Nordharz: Insekten werden weniger, nur ein Schädling hält sich hartnäckig
Im Nordharz ging die Insektenpopulation in den vergangenen 24 Jahren dramatisch zurück. Schädlinge wie Blattläuse finden allerdings genug Nahrung.
- Julius-Kühn-Institut beobachtete in einer Langzeitstudie die Insektenpopulation im Nordharz
- Insekten-Biomasse geht zurück
- Blattläuse trotzen Bedingungen, andere Schädlinge gehen auch zurück
- Klimawandel begünstigt Schädlingsdruck
In einer Langzeitstudie hat sich das Julius-Kühn-Institut (JKI) mit dem Insektenbestand im Nordharz beschäftigt. Die Region wird intensiv landwirtschaftlich genutzt. Das Ergebnis: Die Forscher stellten innerhalb von 24 Jahren einen Rückgang von rund 95 Prozent der Biomasse fliegender Insekten fest. Doch nicht alle Arten sind gleichermaßen betroffen: Während manche taxonomische Gruppen ungeachtet natürlicher Populationsschwankungen deutlich zurückgehen, zeigen die Langzeitdaten für den Nordharz eine tendenzielle Zunahme und längere Flugaktivität bei anpassungsfähigen Pflanzenschädlingen wie Blattläusen.
Schädlinge: Blattläuse trotzen den Bedingungen
Strukturarme Agrarlandschaft bietet laut den Wissenschaftlern wenig Schutz und Nahrung für Nützlinge „Der Zusammenhang zwischen dem Gesamtverlust fliegender Insekten und steigender Blattlauspopulationen ist nicht widersprüchlich“, erklärt Entomologe und Erstautor Dr.

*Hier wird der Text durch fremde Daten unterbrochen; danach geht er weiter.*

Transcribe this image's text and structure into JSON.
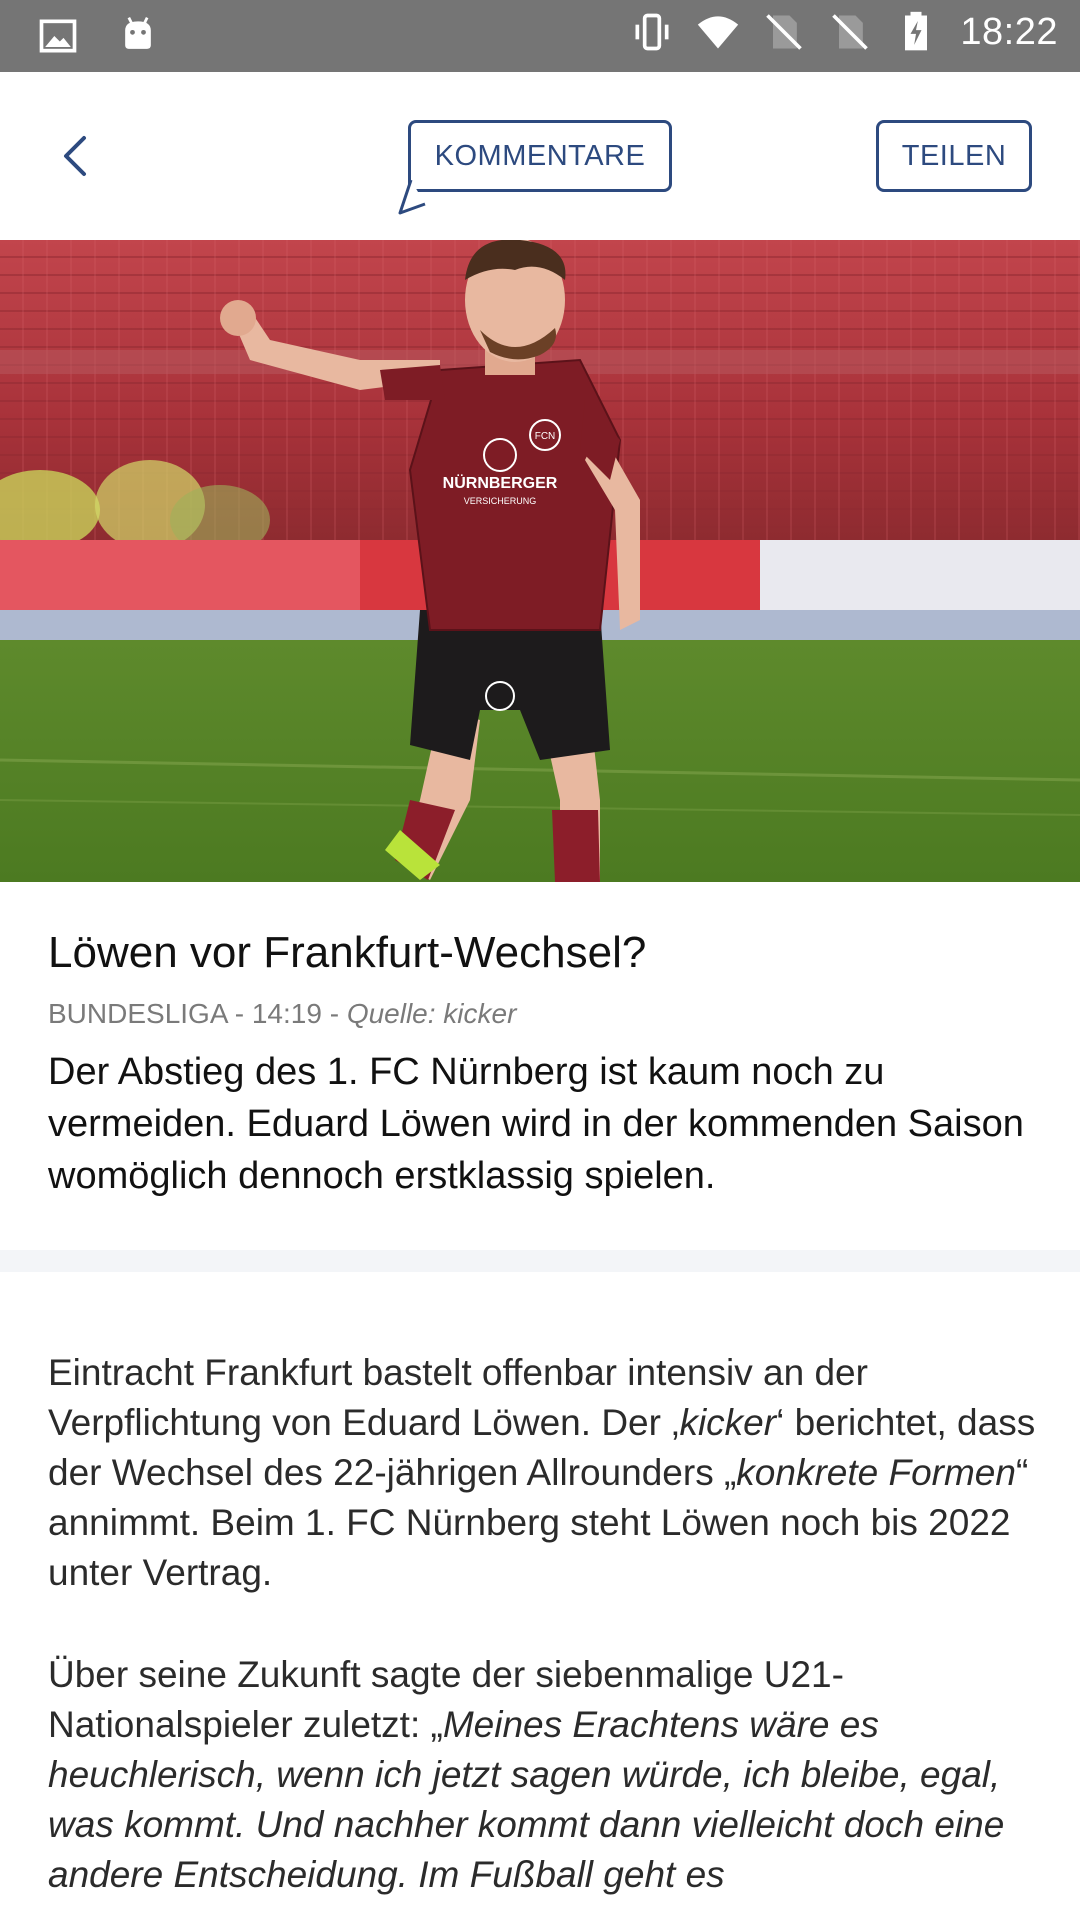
{
  "status_bar": {
    "time": "18:22",
    "left_icons": [
      "image-icon",
      "android-icon"
    ],
    "right_icons": [
      "vibrate-icon",
      "wifi-icon",
      "no-sim-icon",
      "no-sim-icon",
      "battery-charging-icon"
    ]
  },
  "toolbar": {
    "back_icon": "chevron-left-icon",
    "comments_label": "KOMMENTARE",
    "share_label": "TEILEN",
    "accent_color": "#2d4a7f"
  },
  "article": {
    "title": "Löwen vor Frankfurt-Wechsel?",
    "category": "BUNDESLIGA",
    "separator": " - ",
    "time": "14:19",
    "source": "Quelle: kicker",
    "teaser": "Der Abstieg des 1. FC Nürnberg ist kaum noch zu vermeiden. Eduard Löwen wird in der kommenden Saison womöglich dennoch erstklassig spielen.",
    "p1_a": "Eintracht Frankfurt bastelt offenbar intensiv an der Verpflichtung von Eduard Löwen. Der ‚",
    "p1_b": "kicker",
    "p1_c": "‘ berichtet, dass der Wechsel des 22-jährigen Allrounders „",
    "p1_d": "konkrete Formen",
    "p1_e": "“ annimmt. Beim 1. FC Nürnberg steht Löwen noch bis 2022 unter Vertrag.",
    "p2_a": "Über seine Zukunft sagte der siebenmalige U21-Nationalspieler zuletzt: „",
    "p2_b": "Meines Erachtens wäre es heuchlerisch, wenn ich jetzt sagen würde, ich bleibe, egal, was kommt. Und nachher kommt dann vielleicht doch eine andere Entscheidung. Im Fußball geht es"
  },
  "hero_image": {
    "jersey_text": "NÜRNBERGER",
    "jersey_subtext": "VERSICHERUNG",
    "badge_text": "FCN"
  }
}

Tim Ziesche vom JKI. „Die Ergebnisse deuten darauf hin, dass die Blattläuse auf den großen und strukturarmen Landwirtschaftsflächen der Region Nahrung auf dem Silbertablett serviert bekommen, während vielen potenziellen Gegenspielern dort Nahrung und Nistmöglichkeiten fehlen.“ Die Datenauswertung legt nahe, dass Agrarlandschaften mit großen Ackerschlägen und wenig Kleinstrukturen wie Hecken, Randstreifen oder Gehölzen das Verhältnis von Pflanzenschädlingen zu Gegenspielern zugunsten der Schädlinge verschieben.

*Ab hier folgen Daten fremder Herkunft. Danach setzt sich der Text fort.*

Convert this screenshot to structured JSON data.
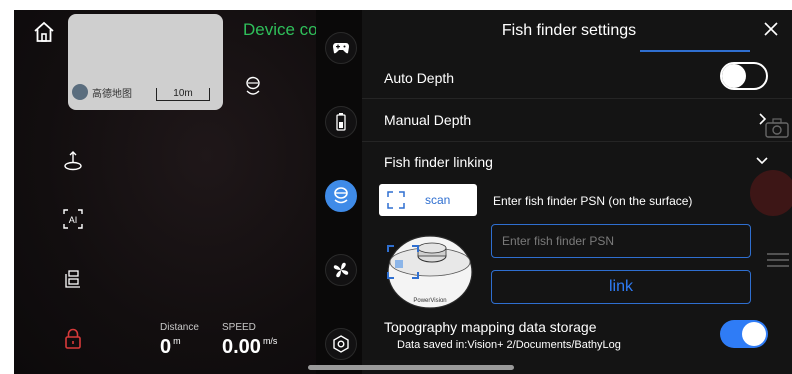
{
  "camera_view": {
    "device_status_title": "Device con",
    "map": {
      "logo_text": "高德地图",
      "scale_label": "10m"
    },
    "stats": {
      "distance_label": "Distance",
      "distance_value": "0",
      "distance_unit": "m",
      "speed_label": "SPEED",
      "speed_value": "0.00",
      "speed_unit": "m/s"
    },
    "left_toolbar_icons": [
      "return-home-icon",
      "ai-icon",
      "route-icon",
      "lock-icon"
    ],
    "side_strip_icons": [
      "gamepad-icon",
      "battery-icon",
      "fish-finder-icon",
      "fan-icon",
      "settings-hex-icon"
    ]
  },
  "settings_panel": {
    "title": "Fish finder settings",
    "auto_depth_label": "Auto Depth",
    "auto_depth_on": false,
    "manual_depth_label": "Manual Depth",
    "linking_label": "Fish finder linking",
    "scan_label": "scan",
    "psn_title": "Enter fish finder PSN (on the surface)",
    "psn_placeholder": "Enter fish finder PSN",
    "psn_value": "",
    "link_label": "link",
    "device_brand": "PowerVision",
    "topography_label": "Topography mapping data storage",
    "topography_on": true,
    "data_saved_text": "Data saved in:Vision+ 2/Documents/BathyLog"
  },
  "colors": {
    "accent_blue": "#2f7cf6",
    "status_green": "#2fbf5a",
    "panel_bg": "#141414",
    "lock_red": "#d83a3a"
  }
}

Klimawandel begünstigt Schädlingsdruck
Seit 1996 ist die Temperatur während der Vegetationsperiode in der verhältnismäßig trockenen Region im Windschatten des Harzes zudem um rund 2 Grad Celsius gestiegen. Der Klimawandel fördert die frühe und schnellere Entwicklung sowie längere Aktivität der Schädlinge. „Das heißt im Umkehrschluss jedoch nicht, dass der Klimawandel Pflanzenschädlinge grundsätzlich begünstigt,“ so Dr. Ziesche. Bei den Blattflöhen und Thripsen etwa sehen die Forscher ebenfalls einen signifikanten Rückgang.

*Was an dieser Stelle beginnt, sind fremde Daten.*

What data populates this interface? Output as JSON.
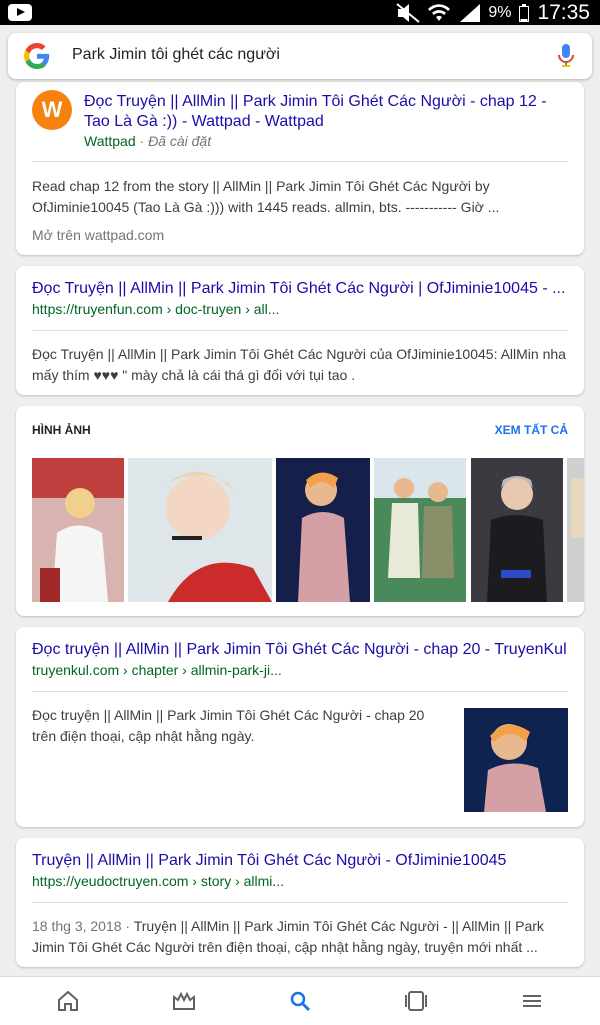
{
  "status_bar": {
    "battery": "9%",
    "time": "17:35"
  },
  "search": {
    "query": "Park Jimin tôi ghét các người"
  },
  "results": [
    {
      "title": "Đọc Truyện || AllMin || Park Jimin Tôi Ghét Các Người - chap 12 - Tao Là Gà :)) - Wattpad - Wattpad",
      "app_name": "Wattpad",
      "app_status": "· Đã cài đặt",
      "snippet": "Read chap 12 from the story || AllMin || Park Jimin Tôi Ghét Các Người by OfJiminie10045 (Tao Là Gà :))) with 1445 reads. allmin, bts. ----------- Giờ ...",
      "open_in": "Mở trên wattpad.com",
      "icon_letter": "W"
    },
    {
      "title": "Đọc Truyện || AllMin || Park Jimin Tôi Ghét Các Người | OfJiminie10045 - ...",
      "url": "https://truyenfun.com › doc-truyen › all...",
      "snippet": "Đọc Truyện || AllMin || Park Jimin Tôi Ghét Các Người của OfJiminie10045: AllMin nha mấy thím ♥♥♥ \" mày chả là cái thá gì đối với tụi tao ."
    },
    {
      "title": "Đọc truyện || AllMin || Park Jimin Tôi Ghét Các Người - chap 20 - TruyenKul",
      "url": "truyenkul.com › chapter › allmin-park-ji...",
      "snippet": "Đọc truyện || AllMin || Park Jimin Tôi Ghét Các Người - chap 20 trên điện thoại, cập nhật hằng ngày."
    },
    {
      "title": "Truyện || AllMin || Park Jimin Tôi Ghét Các Người - OfJiminie10045",
      "url": "https://yeudoctruyen.com › story › allmi...",
      "date": "18 thg 3, 2018 ·",
      "snippet": "Truyện || AllMin || Park Jimin Tôi Ghét Các Người - || AllMin || Park Jimin Tôi Ghét Các Người trên điện thoại, cập nhật hằng ngày, truyện mới nhất ..."
    }
  ],
  "images": {
    "heading": "HÌNH ẢNH",
    "see_all": "XEM TẤT CẢ",
    "accent": "#1a73e8"
  },
  "colors": {
    "link": "#1a0dab",
    "url": "#006621",
    "accent": "#1a73e8"
  },
  "bottom_nav": [
    {
      "icon": "home-icon"
    },
    {
      "icon": "updates-icon"
    },
    {
      "icon": "search-icon"
    },
    {
      "icon": "tabs-icon"
    },
    {
      "icon": "menu-icon"
    }
  ]
}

Es sind wärmeliebende beziehungsweise trockenstresstolerante Arten wie Zikaden oder anpassungsfähige Insektengruppen wie die der Blattläuse, die von den steigenden Temperaturen profitieren. “So stellten Blattläuse als Reaktion auf wärmere Umweltbedingungen beispielsweise ihre sexuelle Fortpflanzung und Eiablage auf Winterwirtspflanzen ein, um direkt in Getreide- und Rapsflächen zu überwintern”, erklärt der Wissenschaftler.